I think those do have a role in that first season back from a confidence standpoint, just to give them the little bit more reassurance and confidence in landing on it and cutting on it. I don’t like people wearing them the rest of their careers necessarily because there is some concern about does it slow down getting your muscle strength back because your knee starts to depend on that brace.

That’s sort of controversial, but I’m okay with it from a mental and confidence standpoint for the first year. With Griffin, again I’m not involved in the discussions, but I suspect that NFL player who makes a lot of money with a revision surgery, even if it decreases the risk just a little bit, will do that. I think that’s not surprising.


My Take: This I found to be very interesting, as I believe there is a general thought that at the very least braces dramatically reduce the risk of re-injury, but that definitely doesn’t look to be the case here. Now given that Griffin is coming back from a revision surgery, it is definitely smart for him to be wearing the brace this season.

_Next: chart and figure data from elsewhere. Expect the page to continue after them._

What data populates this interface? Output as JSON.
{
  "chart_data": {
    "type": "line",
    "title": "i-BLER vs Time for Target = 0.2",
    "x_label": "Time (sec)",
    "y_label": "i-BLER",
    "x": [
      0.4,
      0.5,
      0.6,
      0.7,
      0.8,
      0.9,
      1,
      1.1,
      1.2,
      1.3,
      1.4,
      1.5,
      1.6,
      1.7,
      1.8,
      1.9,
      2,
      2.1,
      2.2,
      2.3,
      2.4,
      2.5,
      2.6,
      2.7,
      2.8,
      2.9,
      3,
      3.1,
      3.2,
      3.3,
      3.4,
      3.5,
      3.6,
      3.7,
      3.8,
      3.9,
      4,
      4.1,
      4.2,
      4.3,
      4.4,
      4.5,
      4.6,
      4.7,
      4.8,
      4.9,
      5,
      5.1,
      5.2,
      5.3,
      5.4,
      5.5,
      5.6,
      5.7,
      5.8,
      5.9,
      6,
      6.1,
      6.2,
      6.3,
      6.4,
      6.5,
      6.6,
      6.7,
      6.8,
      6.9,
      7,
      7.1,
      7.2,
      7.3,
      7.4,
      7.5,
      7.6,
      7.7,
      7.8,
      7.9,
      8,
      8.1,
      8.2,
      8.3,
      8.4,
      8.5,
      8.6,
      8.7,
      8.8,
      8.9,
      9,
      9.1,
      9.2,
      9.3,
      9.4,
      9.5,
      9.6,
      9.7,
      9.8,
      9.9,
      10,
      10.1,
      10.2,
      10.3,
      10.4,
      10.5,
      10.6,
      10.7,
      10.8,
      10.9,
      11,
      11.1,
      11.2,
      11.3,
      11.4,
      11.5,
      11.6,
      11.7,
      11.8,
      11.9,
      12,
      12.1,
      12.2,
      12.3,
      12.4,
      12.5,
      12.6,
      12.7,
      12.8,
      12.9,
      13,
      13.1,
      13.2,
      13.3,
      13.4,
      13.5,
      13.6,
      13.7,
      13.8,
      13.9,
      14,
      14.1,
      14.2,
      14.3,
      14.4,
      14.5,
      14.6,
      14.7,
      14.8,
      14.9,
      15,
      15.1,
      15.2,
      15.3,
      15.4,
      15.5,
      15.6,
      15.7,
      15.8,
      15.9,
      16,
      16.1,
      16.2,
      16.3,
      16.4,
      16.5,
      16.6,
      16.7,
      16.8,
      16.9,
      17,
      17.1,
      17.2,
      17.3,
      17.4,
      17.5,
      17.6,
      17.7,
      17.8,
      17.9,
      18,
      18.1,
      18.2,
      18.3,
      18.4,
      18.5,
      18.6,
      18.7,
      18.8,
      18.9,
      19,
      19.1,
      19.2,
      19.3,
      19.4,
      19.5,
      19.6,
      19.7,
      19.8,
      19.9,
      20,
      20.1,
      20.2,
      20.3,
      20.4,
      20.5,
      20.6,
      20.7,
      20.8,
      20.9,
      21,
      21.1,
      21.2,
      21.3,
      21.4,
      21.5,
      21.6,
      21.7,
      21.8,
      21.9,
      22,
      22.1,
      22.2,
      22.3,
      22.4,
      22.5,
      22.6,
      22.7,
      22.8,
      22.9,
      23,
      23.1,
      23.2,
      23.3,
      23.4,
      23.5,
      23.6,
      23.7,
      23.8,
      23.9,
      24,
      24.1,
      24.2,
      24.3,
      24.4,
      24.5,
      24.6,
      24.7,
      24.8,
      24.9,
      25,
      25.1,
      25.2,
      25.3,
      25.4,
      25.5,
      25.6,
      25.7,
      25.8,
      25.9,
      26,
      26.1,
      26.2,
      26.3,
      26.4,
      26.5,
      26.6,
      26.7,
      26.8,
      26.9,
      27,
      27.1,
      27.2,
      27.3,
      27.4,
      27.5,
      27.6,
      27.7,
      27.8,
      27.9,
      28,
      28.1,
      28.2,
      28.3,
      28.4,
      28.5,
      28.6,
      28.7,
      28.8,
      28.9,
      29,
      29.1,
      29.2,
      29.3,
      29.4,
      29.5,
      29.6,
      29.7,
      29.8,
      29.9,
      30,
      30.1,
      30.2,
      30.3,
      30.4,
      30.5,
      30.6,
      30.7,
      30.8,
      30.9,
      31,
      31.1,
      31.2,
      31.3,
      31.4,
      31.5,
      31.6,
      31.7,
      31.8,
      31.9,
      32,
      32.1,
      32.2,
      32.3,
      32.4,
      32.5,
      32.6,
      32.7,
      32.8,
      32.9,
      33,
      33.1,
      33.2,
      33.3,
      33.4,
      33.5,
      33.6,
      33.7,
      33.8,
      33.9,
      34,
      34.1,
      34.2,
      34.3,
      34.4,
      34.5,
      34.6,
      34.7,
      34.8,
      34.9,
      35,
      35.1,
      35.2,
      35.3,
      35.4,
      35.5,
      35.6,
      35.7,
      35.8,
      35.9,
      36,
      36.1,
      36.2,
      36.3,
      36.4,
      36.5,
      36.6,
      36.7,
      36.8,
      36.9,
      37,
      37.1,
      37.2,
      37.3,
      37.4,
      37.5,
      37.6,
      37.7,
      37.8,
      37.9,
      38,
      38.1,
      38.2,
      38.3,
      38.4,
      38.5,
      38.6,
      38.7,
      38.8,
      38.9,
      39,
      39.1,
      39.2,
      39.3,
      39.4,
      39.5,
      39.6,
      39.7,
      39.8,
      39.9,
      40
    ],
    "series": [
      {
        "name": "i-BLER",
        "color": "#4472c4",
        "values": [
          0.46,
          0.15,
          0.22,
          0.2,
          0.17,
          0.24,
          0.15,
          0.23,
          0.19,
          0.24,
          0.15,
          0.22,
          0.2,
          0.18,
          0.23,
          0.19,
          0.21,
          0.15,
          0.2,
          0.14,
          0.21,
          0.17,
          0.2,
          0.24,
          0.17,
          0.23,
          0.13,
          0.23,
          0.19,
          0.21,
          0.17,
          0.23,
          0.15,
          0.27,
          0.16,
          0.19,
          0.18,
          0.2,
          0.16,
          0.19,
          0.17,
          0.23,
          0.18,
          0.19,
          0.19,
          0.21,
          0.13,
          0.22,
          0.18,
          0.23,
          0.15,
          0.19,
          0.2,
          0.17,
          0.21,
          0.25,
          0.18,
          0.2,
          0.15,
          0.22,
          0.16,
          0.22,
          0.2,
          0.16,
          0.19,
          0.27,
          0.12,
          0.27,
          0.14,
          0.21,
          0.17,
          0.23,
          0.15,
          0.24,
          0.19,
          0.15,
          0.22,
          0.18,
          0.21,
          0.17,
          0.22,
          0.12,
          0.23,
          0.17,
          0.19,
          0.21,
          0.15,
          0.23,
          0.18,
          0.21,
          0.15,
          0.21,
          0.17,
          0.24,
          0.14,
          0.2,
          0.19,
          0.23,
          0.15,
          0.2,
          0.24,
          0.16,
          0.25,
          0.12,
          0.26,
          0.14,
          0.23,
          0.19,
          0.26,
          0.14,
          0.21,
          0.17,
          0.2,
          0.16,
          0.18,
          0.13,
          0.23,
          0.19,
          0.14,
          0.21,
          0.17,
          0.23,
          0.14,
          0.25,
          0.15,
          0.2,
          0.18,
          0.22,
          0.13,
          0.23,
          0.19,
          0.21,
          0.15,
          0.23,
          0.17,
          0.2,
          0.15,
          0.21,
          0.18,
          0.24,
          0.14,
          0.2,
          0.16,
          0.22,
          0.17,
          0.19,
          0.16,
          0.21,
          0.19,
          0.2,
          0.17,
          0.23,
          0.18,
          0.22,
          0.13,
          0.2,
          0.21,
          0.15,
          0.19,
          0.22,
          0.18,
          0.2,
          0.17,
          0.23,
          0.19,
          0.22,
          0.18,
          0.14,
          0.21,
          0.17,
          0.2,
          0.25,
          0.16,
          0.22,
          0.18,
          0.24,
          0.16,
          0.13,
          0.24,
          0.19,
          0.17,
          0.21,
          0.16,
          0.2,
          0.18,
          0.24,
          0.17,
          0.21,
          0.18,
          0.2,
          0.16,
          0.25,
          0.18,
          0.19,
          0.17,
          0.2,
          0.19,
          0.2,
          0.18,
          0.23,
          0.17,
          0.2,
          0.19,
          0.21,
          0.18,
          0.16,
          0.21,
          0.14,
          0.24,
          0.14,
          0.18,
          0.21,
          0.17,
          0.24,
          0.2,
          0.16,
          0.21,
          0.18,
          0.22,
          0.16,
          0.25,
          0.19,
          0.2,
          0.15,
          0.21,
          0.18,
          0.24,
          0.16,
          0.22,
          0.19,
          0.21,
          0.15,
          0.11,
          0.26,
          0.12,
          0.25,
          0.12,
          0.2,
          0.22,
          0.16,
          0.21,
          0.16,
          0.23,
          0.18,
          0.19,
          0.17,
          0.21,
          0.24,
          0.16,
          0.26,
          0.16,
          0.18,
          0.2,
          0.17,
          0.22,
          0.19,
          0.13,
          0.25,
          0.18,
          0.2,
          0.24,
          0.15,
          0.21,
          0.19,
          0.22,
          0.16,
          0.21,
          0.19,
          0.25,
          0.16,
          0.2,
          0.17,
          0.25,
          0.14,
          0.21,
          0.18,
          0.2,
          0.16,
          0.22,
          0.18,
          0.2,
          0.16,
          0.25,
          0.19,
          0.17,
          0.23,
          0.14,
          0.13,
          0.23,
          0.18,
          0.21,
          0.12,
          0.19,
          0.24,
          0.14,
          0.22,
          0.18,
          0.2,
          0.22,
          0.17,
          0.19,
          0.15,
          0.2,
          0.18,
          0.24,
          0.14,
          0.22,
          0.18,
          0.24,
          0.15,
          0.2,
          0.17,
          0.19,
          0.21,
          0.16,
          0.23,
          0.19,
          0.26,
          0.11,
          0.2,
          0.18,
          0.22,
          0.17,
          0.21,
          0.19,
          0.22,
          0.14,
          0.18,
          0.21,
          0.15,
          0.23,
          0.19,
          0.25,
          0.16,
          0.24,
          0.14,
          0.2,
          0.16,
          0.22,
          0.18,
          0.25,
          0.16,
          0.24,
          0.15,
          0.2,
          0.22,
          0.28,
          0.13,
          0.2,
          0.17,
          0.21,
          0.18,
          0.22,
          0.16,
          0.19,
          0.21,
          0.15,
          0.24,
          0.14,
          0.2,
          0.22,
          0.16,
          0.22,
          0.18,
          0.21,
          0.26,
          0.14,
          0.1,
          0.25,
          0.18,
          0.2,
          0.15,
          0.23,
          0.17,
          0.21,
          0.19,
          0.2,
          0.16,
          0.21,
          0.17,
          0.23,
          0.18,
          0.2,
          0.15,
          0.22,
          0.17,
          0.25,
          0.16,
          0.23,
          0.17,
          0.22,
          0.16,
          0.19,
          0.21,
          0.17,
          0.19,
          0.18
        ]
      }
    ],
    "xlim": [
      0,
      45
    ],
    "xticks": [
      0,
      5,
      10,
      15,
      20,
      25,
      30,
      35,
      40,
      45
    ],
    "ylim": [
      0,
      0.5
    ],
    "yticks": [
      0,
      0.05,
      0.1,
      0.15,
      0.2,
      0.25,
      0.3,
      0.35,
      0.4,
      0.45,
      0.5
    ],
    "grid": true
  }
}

Dr. Geier did give credence to the issue that has come out lately that Griffin shouldn’t wear the brace going forward after this season as it could end up doing more harm than good. Another interesting point is the brace seems to have a lot of value in just giving a player additional confidence on putting strain on the knee. That doesn’t seem to be an issue with Griffin, so if anything the brace may be the most beneficial to the fans.


Q: Final Question:  Does the patella graft from the other knee present any additional injury risks or concerns for Robert Griffin III going forward?


A: It shouldn’t have an impact. There’s a surgeon who has published a number of papers on using the opposite knee’s patella tendon as a source of graft for all primary ACL’s in athletes. He’s had good success with it. Sometimes we do have to use it in revisions where the patella tendon has already been used on one side. Some people, and I’m one of those, who has a concern about using the hamstring on that knee because you really make that leg weak. But that’s an option.

The cadaver grafts are options, but again, their repair rate is higher and the time for incorporation is longer, so in an NFL player, most of us would be very wary of using a cadaver graft. So I think using the opposite knee’s patella tendon is absolutely a reasonable option.

The big risk with doing that is just in the first 6-8 months, is the pain in front of the knee where you take the tissue. But long term, there doesn’t seem to be any significant injury risk that we’ve seen so far. Not that many people do it of course if you don’t have to.

So I wouldn’t say that there is no risk that he doesn’t tear the opposite knee – patella tendon or anything else. But using that patella tendon shouldn’t affect his timeline for getting back to play or anything along those lines.


My Take:  I didn’t think this would be a major issue but I wanted to make sure I was able to ask the question of Dr. Geier while I had him. It’s good to hear that there shouldn’t be any additional complications from using the other knee, it just made the rehab a bit harder.


Thank you to Dr. Geier for taking the time and answering these questions to help educate me and my readers on these injuries.